A person holding and in possession of real property as joint tenant or tenant in common, in which he or she has an estate of inheritance, or for life, or for years, may maintain an action for the partition of the property, and for a sale if it appears that a partition cannot be made without great prejudice to the owners. Here, Vernon established his prima facie entitlement to judgment as a matter of law on his cause of action for partition of the unit by submitting a copy of the deed to the property indicting that he is a tenant in common with Robert; he owns a 50% interest in the unit; and that a physical partition of the unit could not be made without great prejudice to the owners.
In opposition, Robert failed to establish that the equities favor dismissal of the action. Although the court was sympathetic to Robert’s circumstances, and would have preferred to see the parties negotiate a settlement, equity did not warrant denial when the defense amounted to nothing more than the adverse consequences which would befall him if partition was ordered.
In light of the disagreement as to the expenses paid by each of the parties, prior to the entry of an interlocutory judgment directing the sale of the unit, an accounting was necessary to determine the respective interests of Vernon and Robert in the unit.
Vernon did not have a claim for use and occupancy of the unit by Robert. A tenant in common is generally not liable to another for use and occupancy in the absence of an agreement or ouster. Here, Vernon did not demonstrate an ouster and did does not sufficiently demonstrate the existence of an agreement between the parties that required Robert to pay use and occupancy for the unit.
The Court found that, in order to maintain the status quo while the action was pending, a preliminary injunction was warranted enjoining both Vernon and Robert from pledging, encumbering, dissipating, transferring or in any way clouding the title to the unit.
Gertrude Kosovsky, the 96 year old mother of Karen Kosovsky, sued for the partition and sale of a cooperative apartment. Supreme Court denied her motion for summary judgment. Gertrude appealed.
Gertrude and her husband (Karen’s father), purchased the apartment together with Karen in 2001. Upon husband’s death in January 2015, Gertrude became the owner of a 50% interest in the apartment, as tenant in common with Karen, who held the other 50% interest. Gertrude alleged that Karen, who resides there with her daughter, forcibly excluded her from the apartment.

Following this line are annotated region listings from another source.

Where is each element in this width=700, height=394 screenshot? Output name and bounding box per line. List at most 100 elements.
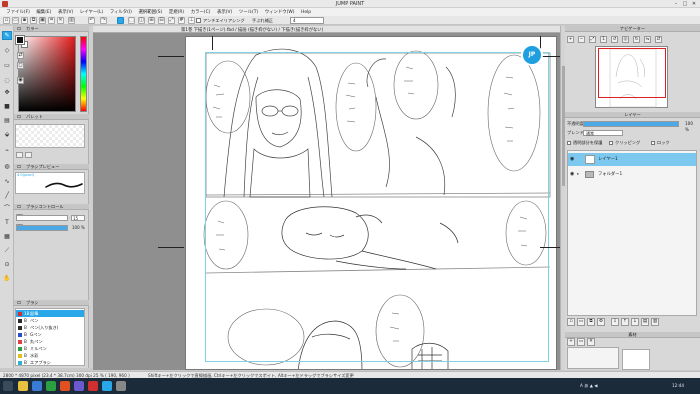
minimize-button[interactable]: –: [672, 1, 680, 7]
jump-paint-taskbar-icon[interactable]: [88, 381, 98, 391]
hand-tool-icon[interactable]: ✋: [2, 274, 12, 283]
clear-icon[interactable]: ✕: [57, 17, 64, 24]
clipping-option[interactable]: クリッピング: [609, 140, 640, 146]
zoom-in-icon[interactable]: +: [567, 36, 574, 43]
crop-icon[interactable]: ⌗: [48, 17, 55, 24]
palette-add-icon[interactable]: [16, 152, 23, 158]
layer-settings-icon[interactable]: ⚙: [597, 318, 605, 326]
menu-edit[interactable]: 編集(E): [33, 9, 55, 15]
brush-item[interactable]: B ペン(入り抜き): [16, 324, 84, 331]
brush-item[interactable]: B ペン: [16, 317, 84, 324]
brush-item[interactable]: 1B鉛筆: [16, 310, 84, 317]
menu-select[interactable]: 選択範囲(S): [135, 9, 165, 15]
protect-alpha-option[interactable]: 透明部分を保護: [567, 140, 602, 146]
select-expand-icon[interactable]: ⊞: [148, 17, 155, 24]
visibility-eye-icon[interactable]: ◉: [570, 171, 574, 178]
fill-tool-icon[interactable]: ■: [2, 102, 12, 111]
paste-icon[interactable]: ▣: [39, 17, 46, 24]
menu-layer[interactable]: レイヤー(L): [77, 9, 107, 15]
undo-icon[interactable]: ↶: [88, 17, 95, 24]
menu-help[interactable]: Help: [298, 10, 315, 15]
brush-opacity-slider[interactable]: [16, 225, 68, 231]
navigator-view-frame[interactable]: [598, 48, 666, 98]
material-delete-icon[interactable]: ✕: [587, 338, 595, 346]
folder-row[interactable]: ◉ ▸ フォルダー1: [568, 168, 696, 181]
menu-view[interactable]: 表示(V): [55, 9, 77, 15]
copy-icon[interactable]: ⧉: [30, 17, 37, 24]
brush-item[interactable]: B 丸ペン: [16, 338, 84, 345]
menu-filter[interactable]: フィルタ(I): [106, 9, 135, 15]
select-shrink-icon[interactable]: ⊟: [158, 17, 165, 24]
flip-horizontal-icon[interactable]: ⇋: [644, 36, 651, 43]
line-tool-icon[interactable]: ╱: [2, 191, 12, 200]
brush-size-slider[interactable]: [16, 215, 68, 221]
move-up-icon[interactable]: ↑: [621, 318, 629, 326]
ruler-icon[interactable]: ⊥: [188, 17, 195, 24]
smudge-tool-icon[interactable]: ∿: [2, 177, 12, 186]
delete-layer-icon[interactable]: ▥: [651, 318, 659, 326]
media-icon[interactable]: [74, 381, 84, 391]
eraser-tool-icon[interactable]: ◇: [2, 46, 12, 55]
menu-color[interactable]: カラー(C): [187, 9, 213, 15]
layer-opacity-slider[interactable]: [583, 121, 679, 127]
brush-item[interactable]: B ミルペン: [16, 345, 84, 352]
antialias-checkbox[interactable]: [196, 18, 201, 23]
transparent-color-icon[interactable]: ◻: [17, 62, 24, 69]
close-button[interactable]: ✕: [690, 1, 698, 7]
hue-slider[interactable]: [80, 36, 87, 112]
select-all-icon[interactable]: ⬚: [128, 17, 135, 24]
text-tool-icon[interactable]: T: [2, 218, 12, 227]
bucket-tool-icon[interactable]: ⬙: [2, 130, 12, 139]
brush-size-value[interactable]: 15: [71, 215, 85, 221]
material-thumbnail[interactable]: [622, 349, 650, 370]
visibility-eye-icon[interactable]: ◉: [570, 156, 574, 163]
new-file-icon[interactable]: ▫: [3, 17, 10, 24]
browser-icon[interactable]: [32, 381, 42, 391]
file-tab[interactable]: 第1巻 下描き(1ページ).fbd / 描画 (描き枠がない) / 下描き(描き…: [93, 26, 560, 33]
app-taskbar-icon[interactable]: [102, 381, 112, 391]
trash-icon[interactable]: ▥: [68, 17, 75, 24]
curve-tool-icon[interactable]: ⌒: [2, 204, 12, 213]
zoom-out-icon[interactable]: −: [578, 36, 585, 43]
material-folder-icon[interactable]: ▭: [577, 338, 585, 346]
redo-icon[interactable]: ↷: [100, 17, 107, 24]
store-icon[interactable]: [46, 381, 56, 391]
new-layer-icon[interactable]: ▫: [567, 318, 575, 326]
swap-color-icon[interactable]: ⇄: [17, 52, 24, 59]
deselect-icon[interactable]: [117, 17, 124, 24]
merge-down-icon[interactable]: ⇩: [611, 318, 619, 326]
lock-checkbox[interactable]: [651, 141, 655, 145]
select-rect-tool-icon[interactable]: ▭: [2, 61, 12, 70]
primary-color-swatch[interactable]: [15, 35, 25, 45]
actual-size-icon[interactable]: 1: [600, 36, 607, 43]
material-add-icon[interactable]: +: [567, 338, 575, 346]
materials-list[interactable]: [567, 347, 619, 369]
grid-icon[interactable]: #: [178, 17, 185, 24]
layer-row[interactable]: ◉ レイヤー1: [568, 153, 696, 166]
pen-tool-icon[interactable]: ✎: [2, 31, 12, 40]
app-taskbar-icon[interactable]: [116, 381, 126, 391]
layer-blend-select[interactable]: 通常: [583, 130, 623, 136]
new-folder-icon[interactable]: ▭: [577, 318, 585, 326]
start-icon[interactable]: [3, 381, 13, 391]
explorer-icon[interactable]: [18, 381, 28, 391]
rotate-left-icon[interactable]: ↺: [611, 36, 618, 43]
save-icon[interactable]: ▪: [21, 17, 28, 24]
move-down-icon[interactable]: ↓: [631, 318, 639, 326]
brush-tool-icon[interactable]: ⌁: [2, 146, 12, 155]
clear-layer-icon[interactable]: ▤: [641, 318, 649, 326]
eyedropper-tool-icon[interactable]: ⟋: [2, 246, 12, 255]
menu-view-2[interactable]: 表示(V): [214, 9, 236, 15]
zoom-tool-icon[interactable]: ⊙: [2, 260, 12, 269]
maximize-button[interactable]: □: [681, 1, 689, 7]
move-tool-icon[interactable]: ✥: [2, 88, 12, 97]
office-icon[interactable]: [60, 381, 70, 391]
frame-tool-icon[interactable]: ▦: [2, 232, 12, 241]
fit-view-icon[interactable]: ⤢: [589, 36, 596, 43]
open-file-icon[interactable]: ▭: [12, 17, 19, 24]
menu-ruler[interactable]: 定規(R): [166, 9, 188, 15]
lasso-tool-icon[interactable]: ◌: [2, 76, 12, 85]
correction-input[interactable]: 4: [290, 17, 324, 24]
flip-vertical-icon[interactable]: ⇵: [655, 36, 662, 43]
gradient-tool-icon[interactable]: ▤: [2, 116, 12, 125]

Karen alleged that prior to the 2001 purchase, she and her parents orally agreed that Karen would have exclusive possession of the apartment; her parents’ interest in the apartment was in name only; she and her parents would split the apartment’s carrying costs; and that they would not sell or partition the apartment without Karen’s approval.
By demonstrating her ownership, her right to possession of the apartment, and that partition could be made without great prejudice, Gertrude established her prima facie entitlement to summary judgment on her claim for partition and sale of the apartment. Karen failed to controvert Gertrude’s ownership interest in the apartment. Karen’s contention that the apartment was her current residence did not constitute prejudice. Supreme Court found, and the appeals court agreed, that other than her affidavit, Karen had not submitted any evidence of an oral agreement to waive partition.
On this record, the appeals court found that the equities dictated that an accounting should be held after the partition and sale of the apartment. To the extent that both Gertrude and Karen asserted claims for an accounting, the parties’ equitable share of the net proceeds should be resolved at a hearing before the trial court, where upon the evidence, the trial court can adjust the equities and distribute the proceeds accordingly.